Gear consumes most floor space in our tiny bungalow.

This lovely boat is a brigantine, square-rigged on foremast (like old-time sailing ships), fore-and-aft on main mast. It's great for downwind sailing, but terrible upwind. Note Bora Bora in the background right.

A Conni photo: a catamaran in front of distant Bora Bora's unmistakable silhouette.

"Nature will find a way." Ian Malcolm, Jurassic Park 1. Amazingly, a seed from the tree over the foredeck became lodged, perhaps in the anchor locker drain, and began to grow there. I'm afraid the boat's been sitting too long.

I know I post these often, but the quantity of rust that can accumulate in a closed plastic box is simply astounding! Overnight in Ospho solved the problem with no work.

It's not a new engine but it's been a long time coming. Our new propane delivery system: clean, neat, and non-leaking. There's a piece of hose that I had to scavenge to make this thing work since the incompetents whom I hired botched it again. The yellow material is yellow "propane sealant" tape. Don't leave home without it. Do NOT listen to "experts" say that only pipe dope will works.

A brand new, 50HP Beta engine with our name on it! Made in Japan by Kubota as a tractor engine, shipped to England for conversion to a marine engine, then shipped back to Papeete, Tahiti. I made sure to buy spare parts and those are stowed beneath it. The black material on top is sound insulation, a Conni request.

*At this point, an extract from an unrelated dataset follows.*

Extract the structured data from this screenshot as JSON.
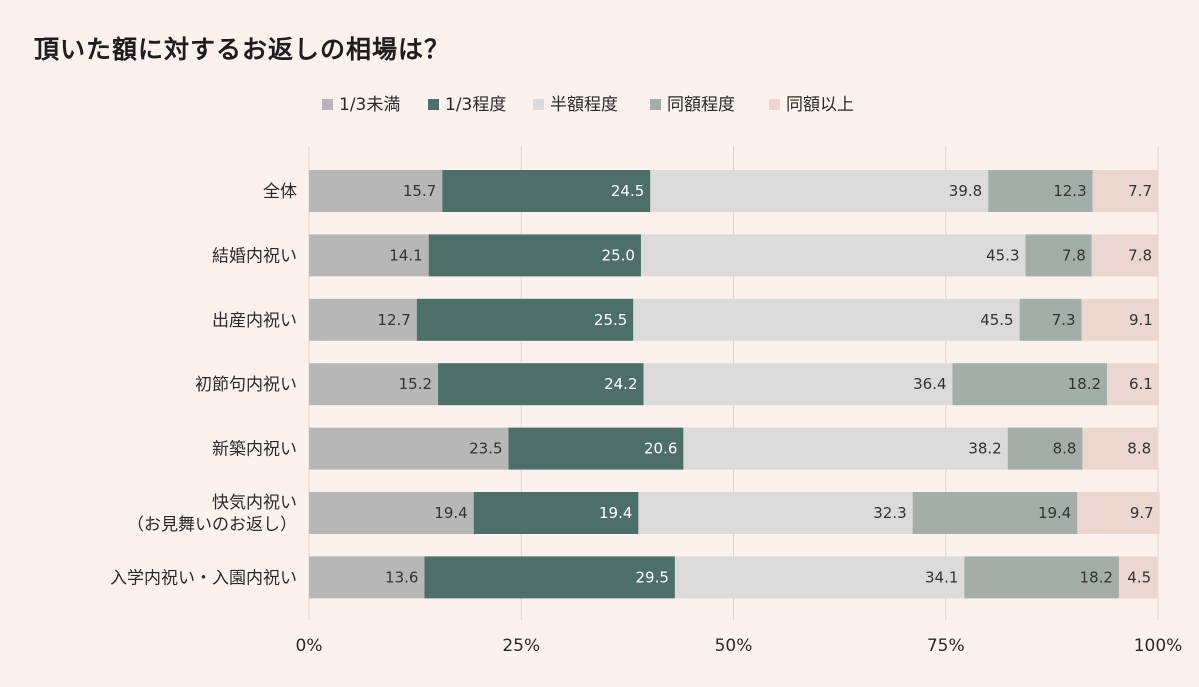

The white item at upper right is the 120A Balmar alternator! Note the wide drive belt (wide black belt at front) needed to pull that alternator! The red handle (well yes, everything is red) with labels hanging from it at the rear of the engine is the oil removal pump: so convenient!

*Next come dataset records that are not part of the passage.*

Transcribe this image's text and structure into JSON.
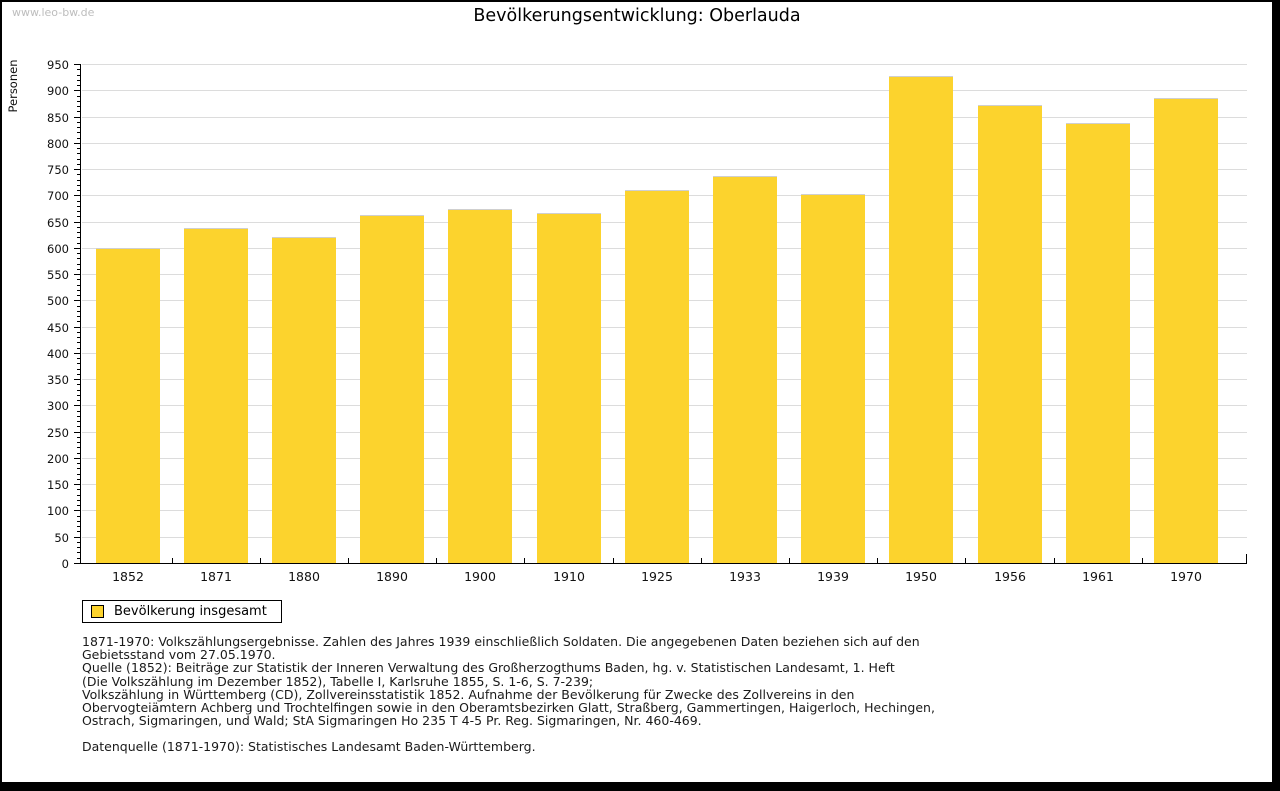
{
  "watermark": "www.leo-bw.de",
  "title": "Bevölkerungsentwicklung: Oberlauda",
  "chart_data": {
    "type": "bar",
    "title": "Bevölkerungsentwicklung: Oberlauda",
    "xlabel": "",
    "ylabel": "Personen",
    "categories": [
      "1852",
      "1871",
      "1880",
      "1890",
      "1900",
      "1910",
      "1925",
      "1933",
      "1939",
      "1950",
      "1956",
      "1961",
      "1970"
    ],
    "values": [
      600,
      638,
      620,
      662,
      673,
      667,
      711,
      737,
      702,
      927,
      872,
      838,
      885
    ],
    "series_name": "Bevölkerung insgesamt",
    "ylim": [
      0,
      950
    ],
    "ytick_step": 50,
    "minor_tick_step": 10,
    "grid": true,
    "legend_position": "bottom-left",
    "bar_color": "#fcd32d",
    "gridline_color": "#dcdcdc",
    "axis_color": "#000000"
  },
  "legend": {
    "label": "Bevölkerung insgesamt",
    "swatch_color": "#fcd32d"
  },
  "footnotes": {
    "lines": [
      "1871-1970: Volkszählungsergebnisse. Zahlen des Jahres 1939 einschließlich Soldaten. Die angegebenen Daten beziehen sich auf den",
      "Gebietsstand vom 27.05.1970.",
      "Quelle (1852): Beiträge zur Statistik der Inneren Verwaltung des Großherzogthums Baden, hg. v. Statistischen Landesamt, 1. Heft",
      "(Die Volkszählung im Dezember 1852), Tabelle I, Karlsruhe 1855, S. 1-6, S. 7-239;",
      "Volkszählung in Württemberg (CD), Zollvereinsstatistik 1852. Aufnahme der Bevölkerung für Zwecke des Zollvereins in den",
      "Obervogteiämtern Achberg und Trochtelfingen sowie in den Oberamtsbezirken Glatt, Straßberg, Gammertingen, Haigerloch, Hechingen,",
      "Ostrach, Sigmaringen, und Wald; StA Sigmaringen Ho 235 T 4-5 Pr. Reg. Sigmaringen, Nr. 460-469."
    ],
    "datasource": "Datenquelle (1871-1970): Statistisches Landesamt Baden-Württemberg."
  }
}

Just one more! Our current exhaust is on the right, so I had the factory fabricate this lovely exhaust (white pipe) that loops to the right side. That's a new transmission, too. Those black hoses looping over the engine are for pumping engine hot water to things like a hot water heater. You can more easily see the oil extraction pump, too. To remove oil on our current engine, I've been lying on the cabin floor and working by feel under the engine as I loosen the drain bolt for oil to drain into a bucket. This is a dream!